History will not remember Minister Zulu kindly. She and her Department most certainly will have blood on their hands before the clock eventually strikes on the last of the Covid-19 infections. Her actions will surely rival the devastation caused by the Covid-19 pandemic.

Due to her hubris whole families are going to bed with empty stomachs night after night; and awaking with no hope in sight every morning. Can the Minister even imagine how hopeless a loving parent must feel facing their crying child?

Many South Africans already had the odds stacked against them. And instead of trying to alleviate their stress, the Minister made it more difficult for them. She dangled the false hope of R350 – put just out of reach for many because of the continued failings of her Department.

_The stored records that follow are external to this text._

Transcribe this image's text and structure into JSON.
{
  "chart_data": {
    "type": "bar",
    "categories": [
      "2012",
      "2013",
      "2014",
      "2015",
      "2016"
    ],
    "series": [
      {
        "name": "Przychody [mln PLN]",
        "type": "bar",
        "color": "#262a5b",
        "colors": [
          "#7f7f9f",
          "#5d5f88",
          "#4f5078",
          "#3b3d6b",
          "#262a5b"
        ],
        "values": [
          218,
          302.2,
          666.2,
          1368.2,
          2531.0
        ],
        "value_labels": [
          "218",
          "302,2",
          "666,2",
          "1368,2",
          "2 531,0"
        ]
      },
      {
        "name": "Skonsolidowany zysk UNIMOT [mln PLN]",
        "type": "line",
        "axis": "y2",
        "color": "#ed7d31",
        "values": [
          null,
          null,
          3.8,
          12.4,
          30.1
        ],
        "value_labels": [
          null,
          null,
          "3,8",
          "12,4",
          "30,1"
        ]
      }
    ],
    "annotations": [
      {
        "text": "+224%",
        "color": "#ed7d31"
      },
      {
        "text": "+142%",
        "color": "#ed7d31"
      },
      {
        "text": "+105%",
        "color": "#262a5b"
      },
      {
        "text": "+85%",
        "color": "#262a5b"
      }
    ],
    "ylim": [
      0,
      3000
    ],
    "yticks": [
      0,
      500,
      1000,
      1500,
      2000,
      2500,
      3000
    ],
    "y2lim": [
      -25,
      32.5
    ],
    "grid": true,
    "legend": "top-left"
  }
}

By rights, the Minister should apologize in person to each and every one of the millions of hungry people whose suffering her actions perpetuated. She should look them in the eyes and be forced to face the consequences of her actions. But until such time, a public, heartfelt apology would not go amiss.

There is nothing the Minister could possibly say that would excuse her actions, and the only way to end the suffering would be to put a competent Minister in charge of such a vital Department.

So, please Minister, do the honourable thing for once. Fall on your sword and apologize.